リリティナの爪が光を裂くように唸り、俺の視界を切り裂く。

避けきれず、腕に鋭い痛みが走る――だが構わず振り抜いた。


「行けぇぇぇっ!!」


火花が弾ける。

その瞬間、背後から魔力の奔流が走った。


「レイ! いけえええええっ!!」


ミリアの怒声とともに、彼女の剣が俺と並ぶように閃いた。

「あなたが倒れたら、今度はこっちがブチ切れるわよッ!」


続けてセリナの冷気魔法が空間を凍てつかせ、リリティナの足元を絡め取る。

「さっさと決めなさい……! もう、泣く余裕なんてないんだから……!」


三人の意志が、今この瞬間、ひとつになった。


――俺は一人じゃない。

ならばこの一撃、迷いはない。


剣先が空気を裂き、重く沈むようにリリティナの胸へと叩き込まれる。


「――ッぁ……」


刹那。

鈍い音と共に、剣が彼女の心臓を貫いた。

赤黒い血が、噴き出すように舞う。


だが、リリティナは――笑っていた。


「……あぁ……やっぱり……あなたじゃなきゃ……ダメだった……」


膝を折り、ゆっくりと俺に身体を預ける。

ぐらりと揺れるその身体を、思わず抱きとめてしまう。


その指が、俺の頬へと伸びた。

指先は、氷のように冷たくて――でも、どこか懐かしかった。


「ねぇ……レイ」


かすれる声で、彼女は呟く。

胸元に触れたその手が、俺の鼓動を確かめるように微かに動いた。


「……忘れないで……」

「……なにを……」


「あなたが……私を“壊して”くれた、唯一のひとだってこと」


そして彼女は、血に濡れた唇を、俺の口元に重ねてきた。


「……ッ!!」


心臓が跳ねる。

魔力が――灼けつくような熱が、唇から体内に流れ込む。

途端に、魔力が体内に流れ込む。

熱く、そして重い。

命の痕跡を――否応なく、彼女の想いと魔そのものが、俺の中に刻まれていく。


だが――その瞬間だった。


その身体の色が、髪が、瞳が――

ゆっくりと、変わっていく。


「――なっ……!?」

ミリアが、呆然と呟いた。


「……これ……って……」

「まさか……そんな、馬鹿な……!」


セリナの声が、僅かに震えていた。


変化は一瞬。


目の前にいたリリティナの姿が、まるで幻が晴れるように――少女の姿へと戻っていく。

そして現れたのは、見慣れた少女の顔だった。


「……なんで……嘘だろ……っ」


その顔は――


「ティナ……」


震える声が、俺の喉からこぼれ落ちた。

微笑みを浮かべた彼女は、弱々しく頷いた


「ふふ……やっと、呼んでくれた……。

でもね……最初から、気づいてたでしょう?」


その笑顔は、どこか寂しげで――けれど、温かかった。

彼女の顔にはもう、狂気も誘惑もなかった。

ただ、あの補給所の夕暮れで見せた、静かで穏やかな微笑みがあった。


「……最後の、そして最初の贈り物(ギフト)よ。

ねぇ、ちゃんと受け取って?

人工呼吸とか……口移しとか……そんな似而非フェイクじゃ無く……

それは……あなたからの……最初で、最後の贈り物(プレゼント)。

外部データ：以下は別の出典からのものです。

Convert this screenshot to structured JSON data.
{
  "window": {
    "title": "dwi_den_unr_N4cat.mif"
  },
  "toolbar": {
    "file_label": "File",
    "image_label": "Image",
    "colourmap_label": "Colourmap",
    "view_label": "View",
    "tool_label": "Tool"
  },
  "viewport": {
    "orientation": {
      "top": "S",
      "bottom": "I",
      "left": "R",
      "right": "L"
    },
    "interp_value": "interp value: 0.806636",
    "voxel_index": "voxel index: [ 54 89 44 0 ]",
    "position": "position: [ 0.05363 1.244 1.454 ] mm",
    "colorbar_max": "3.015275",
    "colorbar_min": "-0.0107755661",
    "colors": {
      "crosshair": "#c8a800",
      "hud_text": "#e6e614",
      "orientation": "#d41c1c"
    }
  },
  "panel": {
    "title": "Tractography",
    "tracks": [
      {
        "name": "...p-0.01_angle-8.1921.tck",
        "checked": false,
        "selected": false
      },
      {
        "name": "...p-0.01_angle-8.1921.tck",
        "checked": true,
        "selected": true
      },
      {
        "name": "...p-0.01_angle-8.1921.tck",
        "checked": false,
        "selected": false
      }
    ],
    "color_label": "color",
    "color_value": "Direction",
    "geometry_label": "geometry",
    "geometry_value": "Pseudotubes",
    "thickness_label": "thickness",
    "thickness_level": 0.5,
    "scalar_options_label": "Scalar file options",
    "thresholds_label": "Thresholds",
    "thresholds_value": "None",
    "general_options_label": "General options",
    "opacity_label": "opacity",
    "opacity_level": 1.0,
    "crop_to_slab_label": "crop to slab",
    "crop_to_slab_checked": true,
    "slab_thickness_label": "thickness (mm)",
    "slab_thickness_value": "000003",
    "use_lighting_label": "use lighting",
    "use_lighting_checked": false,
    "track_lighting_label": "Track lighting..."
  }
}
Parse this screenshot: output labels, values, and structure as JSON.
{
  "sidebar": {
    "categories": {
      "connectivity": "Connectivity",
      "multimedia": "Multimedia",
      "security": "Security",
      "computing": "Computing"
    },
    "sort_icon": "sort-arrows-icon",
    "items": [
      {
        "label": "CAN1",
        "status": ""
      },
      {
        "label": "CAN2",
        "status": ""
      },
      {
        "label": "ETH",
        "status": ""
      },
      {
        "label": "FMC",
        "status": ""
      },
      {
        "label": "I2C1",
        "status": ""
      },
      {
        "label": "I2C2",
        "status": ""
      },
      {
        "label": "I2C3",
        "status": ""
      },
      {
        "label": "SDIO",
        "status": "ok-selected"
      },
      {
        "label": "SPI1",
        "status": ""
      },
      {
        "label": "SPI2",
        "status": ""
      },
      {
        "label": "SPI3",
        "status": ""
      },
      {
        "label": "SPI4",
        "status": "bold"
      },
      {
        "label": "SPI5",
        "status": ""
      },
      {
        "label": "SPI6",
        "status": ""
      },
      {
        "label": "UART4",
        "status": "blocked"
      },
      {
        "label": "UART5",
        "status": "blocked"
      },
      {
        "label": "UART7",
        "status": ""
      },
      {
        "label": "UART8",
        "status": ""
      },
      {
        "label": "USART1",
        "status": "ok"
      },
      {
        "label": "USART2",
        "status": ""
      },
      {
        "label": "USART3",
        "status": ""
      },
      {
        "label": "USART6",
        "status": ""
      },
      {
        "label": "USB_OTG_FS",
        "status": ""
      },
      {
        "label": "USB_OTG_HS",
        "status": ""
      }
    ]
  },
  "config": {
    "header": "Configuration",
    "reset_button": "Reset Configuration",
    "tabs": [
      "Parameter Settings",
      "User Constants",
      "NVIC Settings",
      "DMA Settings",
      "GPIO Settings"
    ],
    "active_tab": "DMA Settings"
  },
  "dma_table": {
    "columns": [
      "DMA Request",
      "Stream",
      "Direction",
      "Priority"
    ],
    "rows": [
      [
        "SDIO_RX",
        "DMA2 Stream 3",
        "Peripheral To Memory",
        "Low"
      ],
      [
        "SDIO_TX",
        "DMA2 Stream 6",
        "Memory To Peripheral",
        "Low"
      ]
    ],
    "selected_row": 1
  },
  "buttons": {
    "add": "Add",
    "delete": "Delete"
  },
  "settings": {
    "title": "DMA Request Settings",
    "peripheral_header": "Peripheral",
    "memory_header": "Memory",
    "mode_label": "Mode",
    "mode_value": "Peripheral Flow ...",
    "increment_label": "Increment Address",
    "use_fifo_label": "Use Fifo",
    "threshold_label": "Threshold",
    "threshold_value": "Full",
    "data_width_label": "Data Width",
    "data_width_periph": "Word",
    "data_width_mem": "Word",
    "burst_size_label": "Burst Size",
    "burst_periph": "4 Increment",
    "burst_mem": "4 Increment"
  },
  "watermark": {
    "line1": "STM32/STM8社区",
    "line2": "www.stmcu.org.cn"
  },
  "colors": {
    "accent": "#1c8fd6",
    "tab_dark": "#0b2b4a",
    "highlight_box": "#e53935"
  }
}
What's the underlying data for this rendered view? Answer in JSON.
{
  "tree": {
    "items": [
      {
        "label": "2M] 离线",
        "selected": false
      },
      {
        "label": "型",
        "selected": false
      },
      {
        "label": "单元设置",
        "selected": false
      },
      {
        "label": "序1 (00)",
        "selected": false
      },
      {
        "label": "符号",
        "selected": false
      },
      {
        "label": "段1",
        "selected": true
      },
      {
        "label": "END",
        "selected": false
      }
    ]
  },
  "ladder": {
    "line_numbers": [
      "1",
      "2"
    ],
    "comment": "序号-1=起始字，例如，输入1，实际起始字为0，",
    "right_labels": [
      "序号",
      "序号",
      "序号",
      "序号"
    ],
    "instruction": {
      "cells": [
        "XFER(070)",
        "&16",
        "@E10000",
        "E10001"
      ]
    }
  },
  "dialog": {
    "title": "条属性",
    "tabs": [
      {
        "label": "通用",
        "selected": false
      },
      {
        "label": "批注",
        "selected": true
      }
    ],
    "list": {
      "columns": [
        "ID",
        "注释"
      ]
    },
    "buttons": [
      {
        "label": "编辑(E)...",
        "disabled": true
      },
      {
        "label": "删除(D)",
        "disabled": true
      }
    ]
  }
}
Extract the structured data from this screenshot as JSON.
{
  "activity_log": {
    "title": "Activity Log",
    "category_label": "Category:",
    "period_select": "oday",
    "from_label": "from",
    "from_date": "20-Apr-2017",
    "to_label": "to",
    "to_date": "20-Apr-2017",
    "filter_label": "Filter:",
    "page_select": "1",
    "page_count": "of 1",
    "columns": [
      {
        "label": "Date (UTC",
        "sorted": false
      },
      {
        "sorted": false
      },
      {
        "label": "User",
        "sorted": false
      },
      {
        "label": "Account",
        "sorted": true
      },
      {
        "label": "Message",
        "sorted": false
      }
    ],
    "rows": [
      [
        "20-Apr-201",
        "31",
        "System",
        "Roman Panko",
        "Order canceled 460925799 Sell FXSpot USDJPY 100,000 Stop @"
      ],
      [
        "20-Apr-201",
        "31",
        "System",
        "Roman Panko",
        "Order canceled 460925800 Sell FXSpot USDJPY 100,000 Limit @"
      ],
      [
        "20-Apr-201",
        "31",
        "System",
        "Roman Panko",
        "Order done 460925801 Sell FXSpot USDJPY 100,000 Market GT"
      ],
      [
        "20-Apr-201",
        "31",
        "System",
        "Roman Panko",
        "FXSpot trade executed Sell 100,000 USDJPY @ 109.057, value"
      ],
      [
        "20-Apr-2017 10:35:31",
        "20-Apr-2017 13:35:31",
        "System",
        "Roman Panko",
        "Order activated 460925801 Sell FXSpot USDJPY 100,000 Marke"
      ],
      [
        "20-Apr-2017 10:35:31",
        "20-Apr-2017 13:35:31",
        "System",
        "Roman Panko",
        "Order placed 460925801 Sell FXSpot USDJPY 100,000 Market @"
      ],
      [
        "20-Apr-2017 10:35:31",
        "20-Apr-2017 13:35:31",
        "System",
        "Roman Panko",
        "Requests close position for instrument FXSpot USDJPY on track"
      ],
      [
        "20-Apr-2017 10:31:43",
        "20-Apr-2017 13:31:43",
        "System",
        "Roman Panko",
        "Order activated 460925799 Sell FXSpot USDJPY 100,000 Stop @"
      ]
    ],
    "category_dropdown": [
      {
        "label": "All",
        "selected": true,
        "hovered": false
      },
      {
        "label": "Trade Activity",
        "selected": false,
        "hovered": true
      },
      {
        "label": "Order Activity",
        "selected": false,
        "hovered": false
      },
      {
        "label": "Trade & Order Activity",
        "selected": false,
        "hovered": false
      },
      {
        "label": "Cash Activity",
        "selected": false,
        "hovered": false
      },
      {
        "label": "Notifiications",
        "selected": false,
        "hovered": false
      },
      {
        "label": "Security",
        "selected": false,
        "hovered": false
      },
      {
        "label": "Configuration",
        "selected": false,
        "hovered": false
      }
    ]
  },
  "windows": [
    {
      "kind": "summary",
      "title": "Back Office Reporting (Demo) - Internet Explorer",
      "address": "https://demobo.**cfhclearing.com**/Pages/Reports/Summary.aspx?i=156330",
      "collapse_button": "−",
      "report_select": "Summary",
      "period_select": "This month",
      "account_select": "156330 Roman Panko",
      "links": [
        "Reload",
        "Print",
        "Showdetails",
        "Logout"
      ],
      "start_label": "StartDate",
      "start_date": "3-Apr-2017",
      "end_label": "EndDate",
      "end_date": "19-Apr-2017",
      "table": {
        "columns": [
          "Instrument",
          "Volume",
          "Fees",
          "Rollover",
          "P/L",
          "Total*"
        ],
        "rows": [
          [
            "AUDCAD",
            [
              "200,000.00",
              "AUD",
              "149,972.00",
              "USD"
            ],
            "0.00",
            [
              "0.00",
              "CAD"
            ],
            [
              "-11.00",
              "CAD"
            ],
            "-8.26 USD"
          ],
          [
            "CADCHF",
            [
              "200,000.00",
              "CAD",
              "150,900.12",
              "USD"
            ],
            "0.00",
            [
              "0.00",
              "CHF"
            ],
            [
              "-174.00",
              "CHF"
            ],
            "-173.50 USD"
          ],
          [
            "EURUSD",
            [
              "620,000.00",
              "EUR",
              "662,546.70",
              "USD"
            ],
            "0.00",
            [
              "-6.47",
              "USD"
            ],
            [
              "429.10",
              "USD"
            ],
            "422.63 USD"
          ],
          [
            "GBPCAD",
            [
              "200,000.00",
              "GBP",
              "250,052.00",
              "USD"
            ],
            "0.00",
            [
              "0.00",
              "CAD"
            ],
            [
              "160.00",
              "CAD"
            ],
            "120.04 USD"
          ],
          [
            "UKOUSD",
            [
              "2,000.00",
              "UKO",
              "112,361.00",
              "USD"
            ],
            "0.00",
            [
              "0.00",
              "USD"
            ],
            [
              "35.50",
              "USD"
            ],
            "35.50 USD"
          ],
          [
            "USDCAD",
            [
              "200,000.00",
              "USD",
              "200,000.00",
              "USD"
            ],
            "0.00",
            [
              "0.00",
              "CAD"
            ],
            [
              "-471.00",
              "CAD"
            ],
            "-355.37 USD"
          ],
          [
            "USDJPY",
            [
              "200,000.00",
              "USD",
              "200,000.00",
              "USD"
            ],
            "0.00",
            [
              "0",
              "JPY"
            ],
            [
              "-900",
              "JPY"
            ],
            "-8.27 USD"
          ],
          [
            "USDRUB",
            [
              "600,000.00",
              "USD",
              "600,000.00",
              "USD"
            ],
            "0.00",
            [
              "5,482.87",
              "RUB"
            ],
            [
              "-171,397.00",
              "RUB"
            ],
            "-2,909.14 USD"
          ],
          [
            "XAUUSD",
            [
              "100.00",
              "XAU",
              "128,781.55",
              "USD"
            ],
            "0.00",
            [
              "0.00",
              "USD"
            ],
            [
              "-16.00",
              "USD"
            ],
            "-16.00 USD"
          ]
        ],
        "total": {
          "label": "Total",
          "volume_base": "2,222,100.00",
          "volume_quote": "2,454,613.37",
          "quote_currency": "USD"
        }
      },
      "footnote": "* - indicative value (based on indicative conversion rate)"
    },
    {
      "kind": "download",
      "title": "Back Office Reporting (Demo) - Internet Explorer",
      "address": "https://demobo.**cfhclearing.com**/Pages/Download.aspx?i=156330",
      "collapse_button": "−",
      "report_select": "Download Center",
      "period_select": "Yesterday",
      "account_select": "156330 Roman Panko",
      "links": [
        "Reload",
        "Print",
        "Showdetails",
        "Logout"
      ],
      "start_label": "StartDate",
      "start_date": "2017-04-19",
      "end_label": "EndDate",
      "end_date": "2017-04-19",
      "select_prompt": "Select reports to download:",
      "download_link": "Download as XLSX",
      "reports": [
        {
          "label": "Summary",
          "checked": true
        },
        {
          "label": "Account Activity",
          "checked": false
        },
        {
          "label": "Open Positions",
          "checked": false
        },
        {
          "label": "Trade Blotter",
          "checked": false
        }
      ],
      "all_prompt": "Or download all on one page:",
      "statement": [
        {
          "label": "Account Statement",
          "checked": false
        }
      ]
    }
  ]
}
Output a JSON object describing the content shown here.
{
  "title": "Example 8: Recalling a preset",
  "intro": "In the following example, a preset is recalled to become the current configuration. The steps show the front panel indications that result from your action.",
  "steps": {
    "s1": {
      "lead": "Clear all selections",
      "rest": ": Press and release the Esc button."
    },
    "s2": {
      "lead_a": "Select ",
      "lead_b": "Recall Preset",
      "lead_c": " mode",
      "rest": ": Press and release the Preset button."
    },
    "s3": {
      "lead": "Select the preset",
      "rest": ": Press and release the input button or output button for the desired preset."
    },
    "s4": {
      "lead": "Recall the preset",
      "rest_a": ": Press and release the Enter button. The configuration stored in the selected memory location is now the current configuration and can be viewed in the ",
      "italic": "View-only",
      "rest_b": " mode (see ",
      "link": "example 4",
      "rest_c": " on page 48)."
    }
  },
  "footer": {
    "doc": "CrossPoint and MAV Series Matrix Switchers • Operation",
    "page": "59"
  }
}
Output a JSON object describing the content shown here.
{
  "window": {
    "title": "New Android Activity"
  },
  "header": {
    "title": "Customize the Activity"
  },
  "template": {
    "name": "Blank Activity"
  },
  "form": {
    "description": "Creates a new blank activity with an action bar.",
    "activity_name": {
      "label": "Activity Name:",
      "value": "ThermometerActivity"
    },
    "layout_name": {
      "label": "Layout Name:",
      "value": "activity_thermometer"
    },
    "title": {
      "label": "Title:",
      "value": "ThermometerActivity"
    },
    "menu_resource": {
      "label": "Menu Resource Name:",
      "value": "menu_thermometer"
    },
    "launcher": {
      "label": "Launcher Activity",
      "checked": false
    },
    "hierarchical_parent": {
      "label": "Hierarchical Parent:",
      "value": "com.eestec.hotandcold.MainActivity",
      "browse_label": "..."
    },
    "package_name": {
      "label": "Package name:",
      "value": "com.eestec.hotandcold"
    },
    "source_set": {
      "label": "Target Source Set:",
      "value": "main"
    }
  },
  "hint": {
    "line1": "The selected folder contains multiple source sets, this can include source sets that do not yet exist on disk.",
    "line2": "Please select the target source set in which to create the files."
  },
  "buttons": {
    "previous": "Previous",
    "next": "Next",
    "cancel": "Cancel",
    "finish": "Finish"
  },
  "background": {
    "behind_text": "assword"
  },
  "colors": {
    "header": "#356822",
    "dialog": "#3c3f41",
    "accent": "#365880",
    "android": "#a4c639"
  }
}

」


「なんで……なんでだよ……ッ」

「……強くなって、レイ……。

私のこと……忘れないで。

あなたが……私を、人間として覚えていてくれるなら……

それだけで、十分だから……」


その瞳から、涙が一筋、零れた。

「待て……待てよ……!」


何かを言いかけた俺に、彼女は最後の言葉を残した。

「貴方が……唯一……私を……傷物にした……忘れさせない……」


そして――


ティナの体は、淡い光の粒となり、静かに崩れていった。


風が吹いた。

光の粒が宙を舞い、戦場の赤に溶けていく。


俺は、何も言えなかった。

声が出なかった。

剣を握る手が、ただ震えていた。


「ティナ……!」


ようやく絞り出したその名前に、応える声は――もうなかった。


ミリアが、そっと近づいてくる。

言葉はなかった。ただ、そっと肩に手を添える。

セリナもまた、何も言わずに隣に立つ。

その目には、静かに滲む涙があった。


二人とも、自分たちの、ヴァルガスへの思いと比較しているのだろう。

その沈黙が、何より重く、何より温かく、俺の心に残った。